Intervention de Annick Le Loch

Réunion du 30 mars 2016 à 9h00
Commission des affaires économiques

Photo issue du site de l'Assemblée nationale ou de WikipediaAnnick Le Loch, co-rapporteure :

Vous avez dit que c'était insuffisant.

Nous souhaitons prolonger les initiatives qui ont été prises par le Gouvernement. Plusieurs intervenants souhaitent la régulation, qui n'est plus considérée aujourd'hui comme un gros mot. Quand une filière est en surproduction, il faut parler régulation ; car les prix sont mondiaux, ils dégringolent et nos producteurs ne s'en sortent pas.

J'ai découvert qu'il existait, dans le cadre de l'OCM, des outils de régulation qu'il suffisait d'activer. S'agissant du lait, le ministre français a été le premier à aller discuter avec ses homologues européens et à demander l'activation des outils de régulation de la production existants – il s'agit des articles 219, 221 et 222 de l'OCM. Il existe différents niveaux d'intervention par l'intermédiaire de ces articles.

La filière laitière, par exemple, est favorable à la réduction de la production, qui n'a augmenté que de 1,5 point en 2015, alors que l'Allemagne et les Pays-Bas, qui sont de gros producteurs de lait, ont augmenté la leur dans des proportions beaucoup plus importantes. On le voit, c'est par le dialogue et les échanges divers au niveau européen que les choses se passent. Nous pouvons faire confiance à la détermination et à la volonté du ministre de l'agriculture pour faire en sorte que ses homologues l'entendent. Nous préconisons d'agir plus en profondeur afin de permettre à nos producteurs d'anticiper les crises. Il ne s'agit pas seulement d'être confronté aux crises de surproduction, encore faut-il pouvoir les anticiper pour que nos producteurs s'en sortent économiquement et que leur activité perdure.

Il se passe tout de même quelque chose dans ce pays. Nous ne sommes pas encore totalement déclassés, cher collègue rapporteur : nous restons le premier pays producteur de viande bovine et de volaille, et nous pouvons retrouver des marges de manoeuvre.
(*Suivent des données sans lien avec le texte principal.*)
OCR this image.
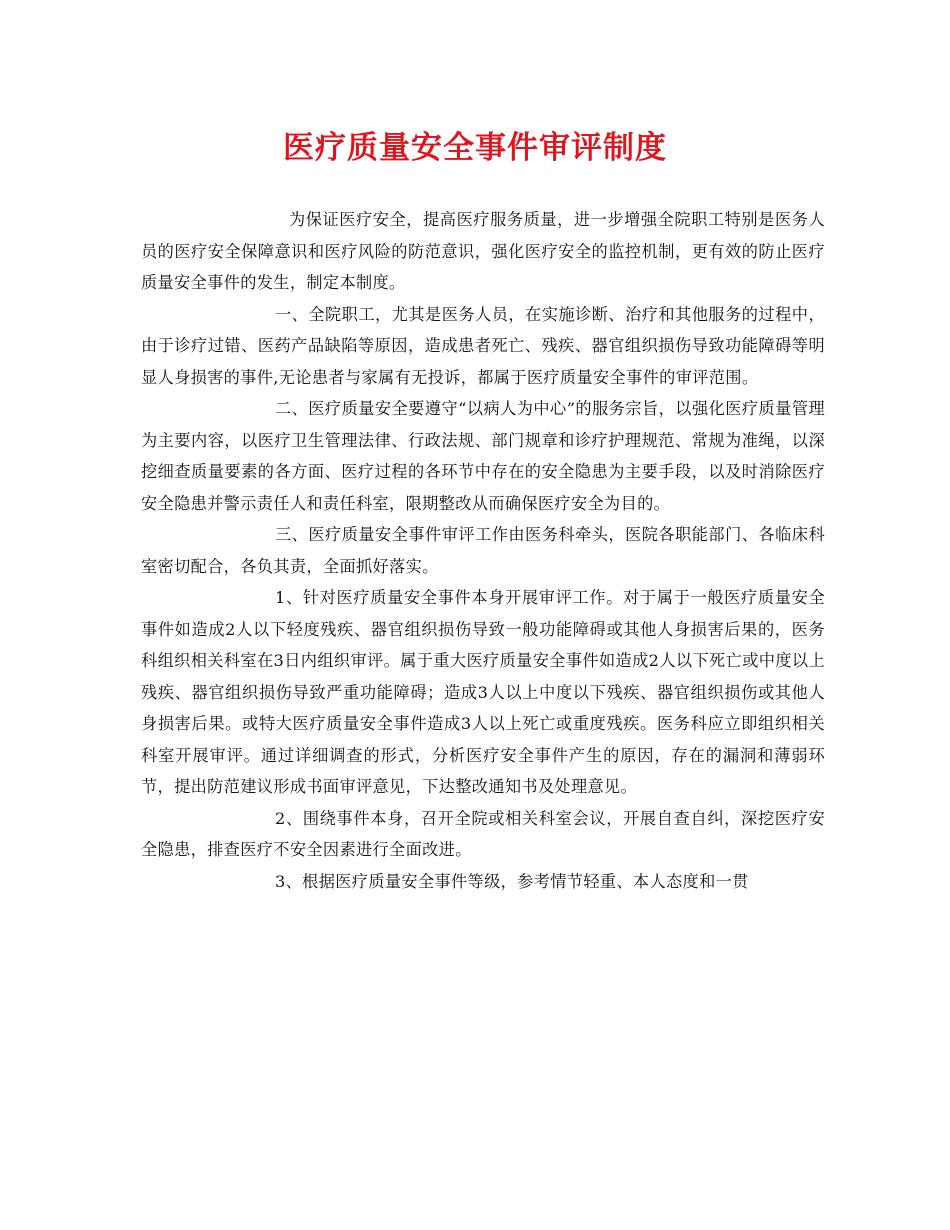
医疗质量安全事件审评制度

为保证医疗安全，提高医疗服务质量，进一步增强全院职工特别是医务人员的医疗安全保障意识和医疗风险的防范意识，强化医疗安全的监控机制，更有效的防止医疗质量安全事件的发生，制定本制度。

一、全院职工，尤其是医务人员，在实施诊断、治疗和其他服务的过程中，由于诊疗过错、医药产品缺陷等原因，造成患者死亡、残疾、器官组织损伤导致功能障碍等明显人身损害的事件,无论患者与家属有无投诉，都属于医疗质量安全事件的审评范围。

二、医疗质量安全要遵守“以病人为中心”的服务宗旨，以强化医疗质量管理为主要内容，以医疗卫生管理法律、行政法规、部门规章和诊疗护理规范、常规为准绳，以深挖细查质量要素的各方面、医疗过程的各环节中存在的安全隐患为主要手段，以及时消除医疗安全隐患并警示责任人和责任科室，限期整改从而确保医疗安全为目的。

三、医疗质量安全事件审评工作由医务科牵头，医院各职能部门、各临床科室密切配合，各负其责，全面抓好落实。

1、针对医疗质量安全事件本身开展审评工作。对于属于一般医疗质量安全事件如造成2人以下轻度残疾、器官组织损伤导致一般功能障碍或其他人身损害后果的，医务科组织相关科室在3日内组织审评。属于重大医疗质量安全事件如造成2人以下死亡或中度以上残疾、器官组织损伤导致严重功能障碍；造成3人以上中度以下残疾、器官组织损伤或其他人身损害后果。或特大医疗质量安全事件造成3人以上死亡或重度残疾。医务科应立即组织相关科室开展审评。通过详细调查的形式，分析医疗安全事件产生的原因，存在的漏洞和薄弱环节，提出防范建议形成书面审评意见，下达整改通知书及处理意见。

2、围绕事件本身，召开全院或相关科室会议，开展自查自纠，深挖医疗安全隐患，排查医疗不安全因素进行全面改进。

3、根据医疗质量安全事件等级，参考情节轻重、本人态度和一贯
La grande distribution accepte enfin de s'asseoir autour de la table. Elle s'est rendu compte que s'il n'y a plus de production, il n'y aura plus de produits agroalimentaires, donc plus de produits. La France a une industrie laitière et une industrie agroalimentaire de très haut niveau avec des produits de qualité présents dans les rayons des supermarchés. La guerre des prix doit cesser car elle est destructrice de valeur et d'emplois sur le territoire. J'espère que l'on pourra y mettre fin prochainement. Je ne sais pas si on y parviendra par la loi, car la loi ne règle pas tout. On l'a bien vu avec la loi relative à la consommation : on a voulu formaliser les choses de manière que les distributeurs respectent la loi ; or aujourd'hui ils ne la respectent pas.
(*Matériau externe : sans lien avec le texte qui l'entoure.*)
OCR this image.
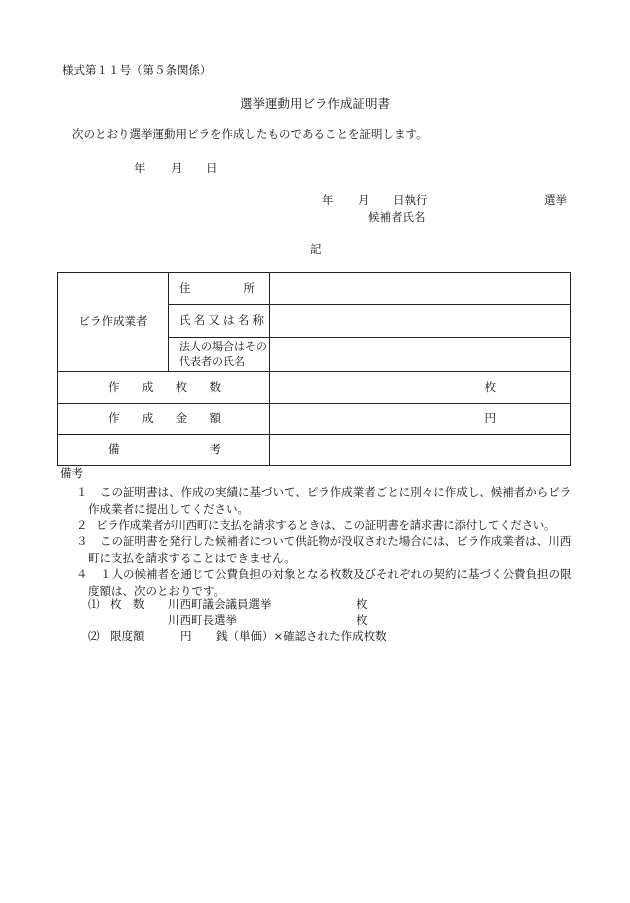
様式第１１号（第５条関係）
選挙運動用ビラ作成証明書
次のとおり選挙運動用ビラを作成したものであることを証明します。
年 月 日
年 月 日執行	選挙
候補者氏名
記
ビラ作成業者	住 所	

	氏名又は名称	

	法人の場合はその
代表者の氏名	

作 成 枚 数		枚

作 成 金 額		円

備 考		

備考
１	この証明書は、作成の実績に基づいて、ビラ作成業者ごとに別々に作成し、候補者からビラ作成業者に提出してください。
２ ビラ作成業者が川西町に支払を請求するときは、この証明書を請求書に添付してください。
３	この証明書を発行した候補者について供託物が没収された場合には、ビラ作成業者は、川西町に支払を請求することはできません。
４	１人の候補者を通じて公費負担の対象となる枚数及びそれぞれの契約に基づく公費負担の限度額は、次のとおりです。
⑴ 枚　数 川西町議会議員選挙	枚
川西町長選挙	枚
⑵ 限度額	円 銭（単価）×確認された作成枚数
Certaines organisations de producteurs ont signé des contrats tripartites tandis que d'autres n'en ont pas du tout. Le fonctionnement est très variable d'un secteur à l'autre, d'une région à l'autre. Tout cela nécessite d'être examiné de près. Mais il ne faut pas critiquer l'un pour encenser l'autre. Les négociations commerciales durent de décembre à février. C'est un moment compliqué pour les chefs d'entreprise, les fournisseurs et les PME, mais un moment important. Il faut regarder ce qui se passe en France. La réalité est la même à l'échelle de l'Europe, c'est-à-dire que partout les distributeurs sont très puissants et très concentrés. Il faut en effet les interpeller à nouveau, leur expliquer qu'ils sont en train de détruire notre économie nationale et que cela ne peut pas durer.

Enfin, n'oublions pas que nous faisons des propositions en direction des professionnels. Tout à l'heure on a dit que les interprofessions ne fonctionnaient pas bien dans les secteurs du lait et la viande bovine. Les professionnels doivent eux aussi se prendre en main, s'organiser pour peser davantage. Les organisations de producteurs doivent être renforcées.